Adventure sport is just a tool, Ganatra says, to get the able-bodied and people with disabilities to play together, and through that, learn about each other. “There are benefits for the disabled community: we get to do stuff the world has said is impossible for us; to get a new identity beyond our disability. It helps our self-esteem and we make new friends.”
But as important, and core to ABBF’s mission, is getting able-bodied people to acquaint themselves with persons with disability. He tells me about a party with people ABBF has worked with over a long time. From complete strangers a few months ago, they had become a raucous gang of buddies. “Last night, they said, ‘you, you’re the ass****, the madman.’ They see me as person, who has his flaws, his good side, who can be a good person and an ass****. And that is being treated as equal.”
By the time you read this, ABBF will be in the middle of a 500-km ride—nothing major, just from Manali to Khardung La, the highest motorable road in the world—to be completed in less than two weeks. The participants are on tandem cycles, each with one able-bodied cyclist and a person with disability. Oh yes, they plan to complete the ride in under two weeks.

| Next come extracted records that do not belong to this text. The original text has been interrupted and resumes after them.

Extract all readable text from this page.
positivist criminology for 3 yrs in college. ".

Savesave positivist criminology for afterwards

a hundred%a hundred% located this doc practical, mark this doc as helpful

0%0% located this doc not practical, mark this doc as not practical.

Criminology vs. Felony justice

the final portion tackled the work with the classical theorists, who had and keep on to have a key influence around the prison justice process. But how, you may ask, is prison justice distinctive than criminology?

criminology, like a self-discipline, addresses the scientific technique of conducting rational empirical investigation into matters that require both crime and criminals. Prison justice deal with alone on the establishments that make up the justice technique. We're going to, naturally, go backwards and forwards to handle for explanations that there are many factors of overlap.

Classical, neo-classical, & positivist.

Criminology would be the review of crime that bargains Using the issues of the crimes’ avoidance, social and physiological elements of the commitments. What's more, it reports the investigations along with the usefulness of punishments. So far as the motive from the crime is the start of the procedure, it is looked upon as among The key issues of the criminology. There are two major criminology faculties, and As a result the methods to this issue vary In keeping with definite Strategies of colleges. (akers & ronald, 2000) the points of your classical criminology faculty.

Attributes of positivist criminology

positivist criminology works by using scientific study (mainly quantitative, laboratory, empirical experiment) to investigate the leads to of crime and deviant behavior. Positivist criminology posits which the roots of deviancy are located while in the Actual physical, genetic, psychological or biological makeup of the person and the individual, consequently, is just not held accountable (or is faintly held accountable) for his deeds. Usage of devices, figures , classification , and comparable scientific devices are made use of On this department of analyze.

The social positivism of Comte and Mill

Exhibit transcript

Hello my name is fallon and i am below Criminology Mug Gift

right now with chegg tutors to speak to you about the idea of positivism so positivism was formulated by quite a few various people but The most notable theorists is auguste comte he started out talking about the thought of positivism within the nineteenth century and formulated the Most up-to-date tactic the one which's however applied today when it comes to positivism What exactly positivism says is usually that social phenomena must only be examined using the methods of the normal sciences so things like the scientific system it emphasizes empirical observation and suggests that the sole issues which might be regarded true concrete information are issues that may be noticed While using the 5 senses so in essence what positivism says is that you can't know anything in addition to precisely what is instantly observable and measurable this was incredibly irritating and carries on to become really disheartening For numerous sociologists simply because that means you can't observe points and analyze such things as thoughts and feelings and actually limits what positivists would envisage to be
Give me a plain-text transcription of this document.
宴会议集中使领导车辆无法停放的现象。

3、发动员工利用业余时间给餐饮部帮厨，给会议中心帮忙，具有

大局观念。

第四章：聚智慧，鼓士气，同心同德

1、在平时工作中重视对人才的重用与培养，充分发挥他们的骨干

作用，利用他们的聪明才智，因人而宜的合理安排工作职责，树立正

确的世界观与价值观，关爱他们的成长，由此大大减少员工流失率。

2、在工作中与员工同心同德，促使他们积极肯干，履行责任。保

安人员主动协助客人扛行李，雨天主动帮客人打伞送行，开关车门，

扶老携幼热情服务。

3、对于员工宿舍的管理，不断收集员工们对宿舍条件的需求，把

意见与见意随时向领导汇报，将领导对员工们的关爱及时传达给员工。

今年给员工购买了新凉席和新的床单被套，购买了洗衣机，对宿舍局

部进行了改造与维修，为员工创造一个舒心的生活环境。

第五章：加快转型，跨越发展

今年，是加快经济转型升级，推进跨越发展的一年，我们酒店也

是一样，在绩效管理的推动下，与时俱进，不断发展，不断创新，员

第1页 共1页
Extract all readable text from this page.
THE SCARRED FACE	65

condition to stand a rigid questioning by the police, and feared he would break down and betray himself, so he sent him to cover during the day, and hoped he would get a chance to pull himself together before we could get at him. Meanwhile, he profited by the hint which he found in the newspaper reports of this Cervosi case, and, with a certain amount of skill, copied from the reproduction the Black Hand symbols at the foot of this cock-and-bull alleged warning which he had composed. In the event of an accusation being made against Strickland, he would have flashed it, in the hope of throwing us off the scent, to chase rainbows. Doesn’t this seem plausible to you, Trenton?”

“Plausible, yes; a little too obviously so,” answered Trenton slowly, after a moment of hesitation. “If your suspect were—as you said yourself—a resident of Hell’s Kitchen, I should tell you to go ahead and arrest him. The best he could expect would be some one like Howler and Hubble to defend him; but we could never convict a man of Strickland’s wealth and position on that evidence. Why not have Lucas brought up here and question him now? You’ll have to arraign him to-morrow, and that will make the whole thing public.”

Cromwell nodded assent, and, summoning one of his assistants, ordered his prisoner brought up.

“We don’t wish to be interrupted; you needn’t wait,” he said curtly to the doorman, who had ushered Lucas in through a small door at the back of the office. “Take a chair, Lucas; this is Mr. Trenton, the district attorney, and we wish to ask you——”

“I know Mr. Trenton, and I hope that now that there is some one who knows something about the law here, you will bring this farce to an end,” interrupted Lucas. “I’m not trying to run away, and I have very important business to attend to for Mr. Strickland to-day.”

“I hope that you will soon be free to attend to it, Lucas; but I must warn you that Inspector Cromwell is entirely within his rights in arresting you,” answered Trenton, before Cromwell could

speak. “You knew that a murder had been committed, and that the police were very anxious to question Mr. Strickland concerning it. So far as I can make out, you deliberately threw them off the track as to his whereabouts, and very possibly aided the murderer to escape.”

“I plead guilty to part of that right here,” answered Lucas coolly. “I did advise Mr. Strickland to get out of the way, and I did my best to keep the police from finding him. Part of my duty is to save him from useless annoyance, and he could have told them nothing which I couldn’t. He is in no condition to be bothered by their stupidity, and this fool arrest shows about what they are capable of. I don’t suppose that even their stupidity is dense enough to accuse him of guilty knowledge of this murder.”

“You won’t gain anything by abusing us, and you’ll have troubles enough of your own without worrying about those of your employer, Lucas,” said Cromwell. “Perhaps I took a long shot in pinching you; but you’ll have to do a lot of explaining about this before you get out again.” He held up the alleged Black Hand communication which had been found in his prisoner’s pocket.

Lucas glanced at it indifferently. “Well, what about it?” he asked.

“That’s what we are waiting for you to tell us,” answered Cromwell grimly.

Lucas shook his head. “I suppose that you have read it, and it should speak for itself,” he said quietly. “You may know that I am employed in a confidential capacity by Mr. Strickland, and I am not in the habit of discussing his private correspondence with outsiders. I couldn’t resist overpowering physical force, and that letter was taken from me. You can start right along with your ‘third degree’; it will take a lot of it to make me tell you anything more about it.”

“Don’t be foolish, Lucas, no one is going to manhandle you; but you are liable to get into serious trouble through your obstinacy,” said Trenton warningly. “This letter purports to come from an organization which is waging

“This is one of the best cycling routes in the world,” Gantra says. He knows it first hand: “We did this last August as a pilot, to see whether it’s doable. It is. And we committed to take many more the next time around. Here we are now, less than a year later, taking 30 cyclists—blind and amputee and able-bodied, included—on the same route.”
A really tough ride, this. So all of them must be trained, experienced endurance athletes? “Everybody but me is going for the first time and doing an endurance cycling event of this nature for the first time.” He lets out a long and happy cackle. “That’s why they call me mad.”